Economic Situation in the US and India

The other problem with Subramanian’s comparison of the Indian and USA inflation rates is that he does not seem to compare the prevailing economic situation in the two countries. The US economy is currently operating very close to its potential level of Real GDP, a situation when high inflation is likely to be a problem. As Bordoloi et al (2009)[v] note that “potential output is the maximum output an economy could produce without putting pressure on the price level. It is that level of output at which the aggregate demand and supply in the economy are balanced”. They further point out that “When the actual output exceeds the potential output, i.e. the output gap becomes positive, the rising demand leads to an increase in the price level…Such instances are seen as a source for inflationary pressures and as a signal for the central bank to tighten monetary policy”. Figure 4 below shows the output gap measured as

Output Gap (%) = [(Real GDP-Potential Real GDP)/(Potential Real GDP)]*100

The horizontal line at 0.00 is where the two measures of GDP are equal. The figure shows that the US economy is operating very close to its potential output level, possibly leading to rising inflation.

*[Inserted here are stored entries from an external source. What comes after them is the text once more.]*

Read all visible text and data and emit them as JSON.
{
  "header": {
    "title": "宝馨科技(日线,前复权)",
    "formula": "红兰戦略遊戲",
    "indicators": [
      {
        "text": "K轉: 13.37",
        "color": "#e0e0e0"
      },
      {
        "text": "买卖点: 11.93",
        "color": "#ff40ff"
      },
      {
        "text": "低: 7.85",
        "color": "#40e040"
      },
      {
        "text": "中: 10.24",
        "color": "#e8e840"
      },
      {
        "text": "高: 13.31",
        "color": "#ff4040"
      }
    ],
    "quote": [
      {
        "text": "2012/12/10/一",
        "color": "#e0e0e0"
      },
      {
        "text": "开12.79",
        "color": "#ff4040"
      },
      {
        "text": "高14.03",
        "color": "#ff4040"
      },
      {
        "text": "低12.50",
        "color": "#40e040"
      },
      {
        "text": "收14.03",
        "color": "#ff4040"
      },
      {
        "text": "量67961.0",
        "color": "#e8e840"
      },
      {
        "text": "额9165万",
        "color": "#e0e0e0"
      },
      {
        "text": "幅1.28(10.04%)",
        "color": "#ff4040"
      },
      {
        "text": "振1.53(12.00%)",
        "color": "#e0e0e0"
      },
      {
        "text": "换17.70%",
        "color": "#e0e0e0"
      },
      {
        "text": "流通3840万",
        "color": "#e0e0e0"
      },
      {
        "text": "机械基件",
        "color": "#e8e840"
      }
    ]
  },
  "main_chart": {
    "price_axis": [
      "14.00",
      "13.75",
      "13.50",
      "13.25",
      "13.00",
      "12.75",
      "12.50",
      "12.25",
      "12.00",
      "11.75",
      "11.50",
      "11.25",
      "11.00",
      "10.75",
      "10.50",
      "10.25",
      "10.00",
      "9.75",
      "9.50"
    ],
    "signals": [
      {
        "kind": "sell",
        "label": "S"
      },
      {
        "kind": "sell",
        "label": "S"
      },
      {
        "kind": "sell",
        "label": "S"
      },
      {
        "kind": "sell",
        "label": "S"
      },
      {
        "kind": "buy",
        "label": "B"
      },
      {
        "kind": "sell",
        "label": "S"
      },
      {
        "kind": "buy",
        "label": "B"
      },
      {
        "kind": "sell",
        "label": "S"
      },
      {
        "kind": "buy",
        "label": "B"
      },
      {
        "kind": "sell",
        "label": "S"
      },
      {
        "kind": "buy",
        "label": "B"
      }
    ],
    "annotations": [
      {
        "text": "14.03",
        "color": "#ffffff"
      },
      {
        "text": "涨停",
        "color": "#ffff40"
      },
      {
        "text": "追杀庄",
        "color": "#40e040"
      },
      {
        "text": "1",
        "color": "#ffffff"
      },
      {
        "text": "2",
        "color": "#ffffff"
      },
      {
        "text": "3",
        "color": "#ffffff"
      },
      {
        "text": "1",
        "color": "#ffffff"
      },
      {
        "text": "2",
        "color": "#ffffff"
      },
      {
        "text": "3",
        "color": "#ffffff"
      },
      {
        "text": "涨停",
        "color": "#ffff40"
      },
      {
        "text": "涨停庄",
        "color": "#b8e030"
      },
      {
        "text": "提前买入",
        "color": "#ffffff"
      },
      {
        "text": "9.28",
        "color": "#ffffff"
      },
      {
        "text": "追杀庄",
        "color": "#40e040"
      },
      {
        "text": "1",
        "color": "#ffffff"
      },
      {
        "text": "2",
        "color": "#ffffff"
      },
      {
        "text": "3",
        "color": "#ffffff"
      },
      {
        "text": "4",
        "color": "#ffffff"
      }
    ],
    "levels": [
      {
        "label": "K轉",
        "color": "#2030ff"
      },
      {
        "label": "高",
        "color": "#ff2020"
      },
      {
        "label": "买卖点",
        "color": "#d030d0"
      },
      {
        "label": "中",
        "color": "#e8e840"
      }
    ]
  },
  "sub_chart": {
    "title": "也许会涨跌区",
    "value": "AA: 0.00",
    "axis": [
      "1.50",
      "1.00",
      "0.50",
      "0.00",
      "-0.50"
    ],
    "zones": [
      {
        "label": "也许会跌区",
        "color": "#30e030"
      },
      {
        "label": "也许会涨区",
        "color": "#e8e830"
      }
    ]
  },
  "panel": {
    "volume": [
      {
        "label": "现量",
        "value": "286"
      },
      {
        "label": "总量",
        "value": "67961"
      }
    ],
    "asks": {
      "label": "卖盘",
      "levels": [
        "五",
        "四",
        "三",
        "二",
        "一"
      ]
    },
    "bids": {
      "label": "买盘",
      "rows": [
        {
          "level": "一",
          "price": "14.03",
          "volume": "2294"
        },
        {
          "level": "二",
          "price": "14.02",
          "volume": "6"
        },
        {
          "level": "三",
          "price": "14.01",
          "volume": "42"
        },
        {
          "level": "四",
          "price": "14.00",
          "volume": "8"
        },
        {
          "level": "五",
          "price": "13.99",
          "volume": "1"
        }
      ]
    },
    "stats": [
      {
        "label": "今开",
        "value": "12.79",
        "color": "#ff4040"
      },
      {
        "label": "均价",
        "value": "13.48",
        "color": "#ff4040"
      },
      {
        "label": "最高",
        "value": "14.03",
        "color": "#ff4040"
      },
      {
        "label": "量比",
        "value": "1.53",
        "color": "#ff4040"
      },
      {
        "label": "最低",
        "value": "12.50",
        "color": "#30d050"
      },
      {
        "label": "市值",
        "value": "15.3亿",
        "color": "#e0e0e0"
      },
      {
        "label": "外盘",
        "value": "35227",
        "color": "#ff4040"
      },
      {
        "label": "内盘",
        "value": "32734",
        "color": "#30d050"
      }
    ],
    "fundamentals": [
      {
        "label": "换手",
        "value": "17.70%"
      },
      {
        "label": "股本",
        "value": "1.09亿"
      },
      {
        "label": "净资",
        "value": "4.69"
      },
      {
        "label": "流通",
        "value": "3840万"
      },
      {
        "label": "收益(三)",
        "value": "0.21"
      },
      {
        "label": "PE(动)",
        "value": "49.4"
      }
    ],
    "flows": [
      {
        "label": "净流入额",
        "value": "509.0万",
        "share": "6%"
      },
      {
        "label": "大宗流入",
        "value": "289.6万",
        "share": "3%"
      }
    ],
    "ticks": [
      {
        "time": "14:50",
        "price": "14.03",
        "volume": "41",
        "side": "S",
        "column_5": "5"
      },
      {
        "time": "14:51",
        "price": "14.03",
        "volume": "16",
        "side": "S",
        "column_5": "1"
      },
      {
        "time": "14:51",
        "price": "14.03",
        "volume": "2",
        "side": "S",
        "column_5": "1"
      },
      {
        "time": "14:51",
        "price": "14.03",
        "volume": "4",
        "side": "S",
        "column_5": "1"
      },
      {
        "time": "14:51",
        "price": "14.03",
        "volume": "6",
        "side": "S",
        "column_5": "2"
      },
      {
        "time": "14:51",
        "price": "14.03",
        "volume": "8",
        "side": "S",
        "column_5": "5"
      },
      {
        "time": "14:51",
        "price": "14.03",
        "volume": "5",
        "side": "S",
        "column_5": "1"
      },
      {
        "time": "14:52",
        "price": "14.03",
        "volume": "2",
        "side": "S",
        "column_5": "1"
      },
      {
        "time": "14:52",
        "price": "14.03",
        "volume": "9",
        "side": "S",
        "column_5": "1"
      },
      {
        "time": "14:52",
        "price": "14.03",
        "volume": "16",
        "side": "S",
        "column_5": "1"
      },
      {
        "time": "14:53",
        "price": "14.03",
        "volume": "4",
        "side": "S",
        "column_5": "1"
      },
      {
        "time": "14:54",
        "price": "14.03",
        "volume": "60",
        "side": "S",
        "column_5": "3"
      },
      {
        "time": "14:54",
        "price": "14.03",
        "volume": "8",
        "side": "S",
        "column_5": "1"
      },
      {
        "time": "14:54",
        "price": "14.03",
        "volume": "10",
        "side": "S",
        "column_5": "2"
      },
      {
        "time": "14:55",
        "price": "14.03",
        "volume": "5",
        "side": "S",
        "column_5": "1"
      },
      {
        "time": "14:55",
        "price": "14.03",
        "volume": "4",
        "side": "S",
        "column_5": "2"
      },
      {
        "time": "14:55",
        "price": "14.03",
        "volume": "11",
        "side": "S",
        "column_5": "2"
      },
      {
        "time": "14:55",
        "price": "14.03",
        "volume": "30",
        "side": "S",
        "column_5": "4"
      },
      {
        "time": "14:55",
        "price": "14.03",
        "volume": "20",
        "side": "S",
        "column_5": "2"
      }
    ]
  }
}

The low unemployment rate in the US economy is a concomitant of this narrowing of the output gap. In July 2022, against all expectations, the US added 580,000 jobs pushing the unemployment rate down to a half-century low.[vi]


India does not report real potential GDP on a regular basis, but the RBI’s Report on Currency and Finance states that “…during the pandemic period, a negative output gap of about 4-6 per cent per quarter during Q2:2020-21 through Q1:2021-22 opened up” (page 18). [vii] These estimates were reported over a year back and it is not known how much of the negative output gap has been bridged and whether this is leading to high inflation. The following chart from the aforementioned RBI’s Report on Currency and Finance shows that the unemployment rate in March 2022 was close to 8%. The CMIE reported that 13 million jobs were lost in June 2022.[viii]



Comparing the conditions in the US and India shows that the situation prevailing in the two economies is quite clearly different. The US economy seems to be operating close to its potential, which is leading to high inflation. On the other hand, India does not seem to be operating close to its potential (as seen by the unemployment rates), and hence its inflation probably requires a different explanation. A simplistic comparison of inflation rates in the two countries (as was done by Subramanian) and then claiming that India is in a much better position is not very helpful.